Thunder rolls in the sky, quieting the sound of people sniffling and weeping. It doesn’t quiet the havoc I feel, though. Nothing ever can.
Chapter Seven
Caden
“No. I don’t know when I’ll be back to work. I put that I needed two weeks. Yeah? Well, that isn’t my problem.” I toss my phone on the couch. My boss is such an asshole. He knows I have not one, but two, deaths in the family, and he wants me back now.
We are still in Glendive, and Brandon’s lawyer reached out to me, asking to meet me today, so I’m currently fumbling with my tie. I need to leave in ten minutes if I don’t want to be late, but the damn knot won’t knot. “Damn it!” I take the tie off with jerky movements and ball it up, throwing it onto the bed. I have never been able to tie a tie.
Forget it. I’m foregoing the damn tie. It isn’t my lawyer I’m meeting with anyway. I run my hand through my thick hair, getting the tangles out, and then I sit on the bed. I lay back, staring at the ceiling of the hotel room I'm temporarily staying in for a bit. Today, I’m supposed to be playing golf with Brandon, drinking beer, and listening to him talk about how wonderful his life is, and I’d tell him how much I envy him.
I did. He had everything a man wanted. I don’t have it because I choose not to. I like my way of living, even if it is a bit lonely sometimes. I tap my fingers on my stomach, thinking about Molly.
Shit. I have no reason to be thinking about her. She hates me, and even if she does remind me a little of Blake Lively with those brown eyes and blonde hair, her ‘better than you’ attitude annoys me. Well, it is fun getting her all riled up. It’s a mission every time I find myself around her.
Except for lately. I don’t feel like giving her a hard time, and I know she won’t appreciate it, given the situation. I let out a deep exhale and try to rub the heaviness out of my eyes from exhaustion, but it doesn’t work.

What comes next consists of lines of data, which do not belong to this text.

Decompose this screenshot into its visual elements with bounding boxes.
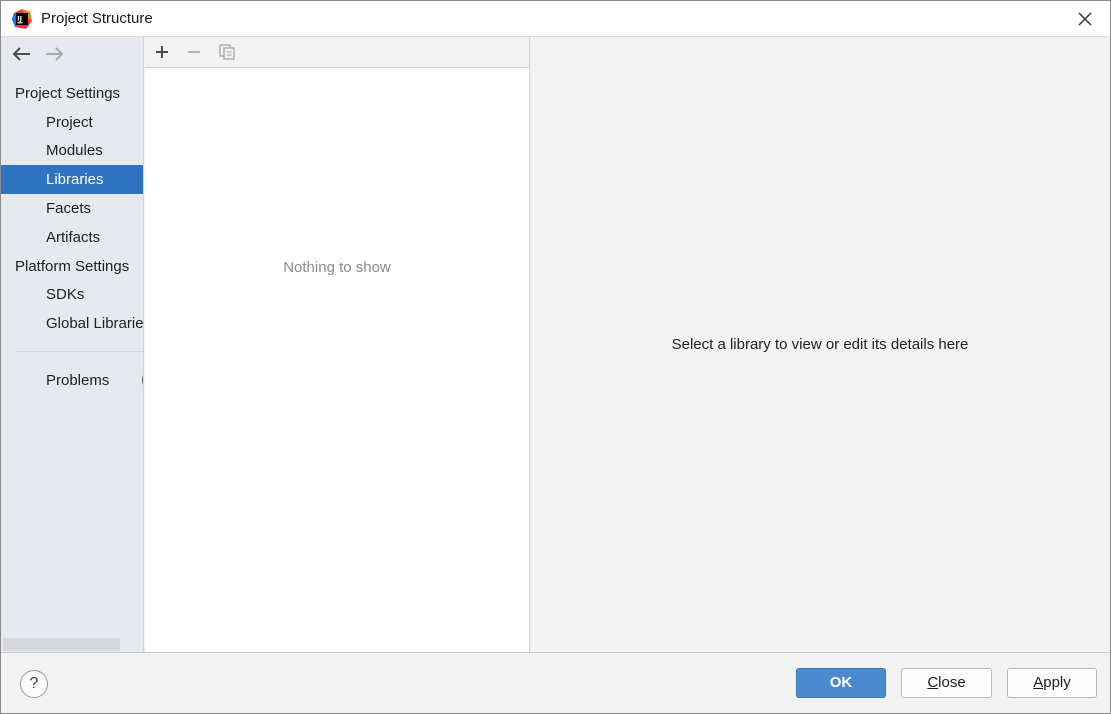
sidebar-divider xyxy=(15,351,143,352)
arrow-right-icon[interactable] xyxy=(43,45,65,63)
minus-icon[interactable] xyxy=(186,44,202,60)
apply-button-label: pply xyxy=(1043,674,1071,691)
settings-sidebar: Project Settings Project Modules Librari… xyxy=(1,37,144,652)
sidebar-item-artifacts[interactable]: Artifacts xyxy=(1,223,143,252)
sidebar-item-global-libraries[interactable]: Global Libraries xyxy=(1,309,143,338)
help-button[interactable]: ? xyxy=(20,670,48,698)
close-button[interactable]: Close xyxy=(901,668,992,698)
ok-button[interactable]: OK xyxy=(796,668,886,698)
apply-button-mnemonic: A xyxy=(1033,674,1044,691)
close-button-label: lose xyxy=(938,674,966,691)
window-title: Project Structure xyxy=(41,10,153,27)
sidebar-item-libraries[interactable]: Libraries xyxy=(1,165,143,194)
sidebar-item-problems[interactable]: Problems xyxy=(1,366,143,395)
sidebar-horizontal-scrollbar[interactable] xyxy=(3,638,120,651)
library-details-pane: Select a library to view or edit its det… xyxy=(530,37,1110,652)
libraries-list-pane: Nothing to show xyxy=(145,37,530,652)
title-bar: IJ Project Structure xyxy=(1,1,1110,37)
project-structure-dialog: IJ Project Structure Project Settings Pr… xyxy=(0,0,1111,714)
svg-text:IJ: IJ xyxy=(17,15,22,23)
arrow-left-icon[interactable] xyxy=(11,45,33,63)
sidebar-item-sdks[interactable]: SDKs xyxy=(1,280,143,309)
sidebar-item-modules[interactable]: Modules xyxy=(1,136,143,165)
sidebar-item-project[interactable]: Project xyxy=(1,108,143,137)
sidebar-item-facets[interactable]: Facets xyxy=(1,194,143,223)
copy-icon[interactable] xyxy=(218,43,236,61)
apply-button[interactable]: Apply xyxy=(1007,668,1097,698)
empty-list-message: Nothing to show xyxy=(283,259,391,276)
close-icon[interactable] xyxy=(1075,9,1095,29)
history-navigation xyxy=(1,37,143,71)
intellij-idea-icon: IJ xyxy=(12,9,32,29)
list-toolbar xyxy=(145,37,529,68)
section-header-project-settings: Project Settings xyxy=(15,85,121,102)
dialog-button-bar: ? OK Close Apply xyxy=(1,652,1110,713)
problems-count-badge: ( xyxy=(141,371,143,388)
plus-icon[interactable] xyxy=(154,44,170,60)
close-button-mnemonic: C xyxy=(927,674,939,691)
section-header-platform-settings: Platform Settings xyxy=(15,258,130,275)
details-placeholder: Select a library to view or edit its det… xyxy=(671,336,969,353)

They still feel like a hundred pounds are on them. If I don’t get up and get moving, I’ll miss the meeting with Brandon’s lawyer, and all I want to do is nap.
I sigh one more time and roll off the mattress, much to my dismay, and put on my dark blue blazer, leaving it unbuttoned. The mirror catches my eye, and I pause, risking a glance at myself. I have dark circles under my eyes, more so than whenever I pull an all-nighter at the hospital. My shirt has wrinkles, my hair doesn’t have product in it, and my face looks gaunt.
But I guess losing someone you love does that to you. “I can’t do this.” I set my briefcase down and grip the dresser the mirror hung above. My insides feel shredded and sore from the emotional marathon. Depression holds on tight, sending me on a rollercoaster ride that keeps going down but makes sure to throw me for a loop.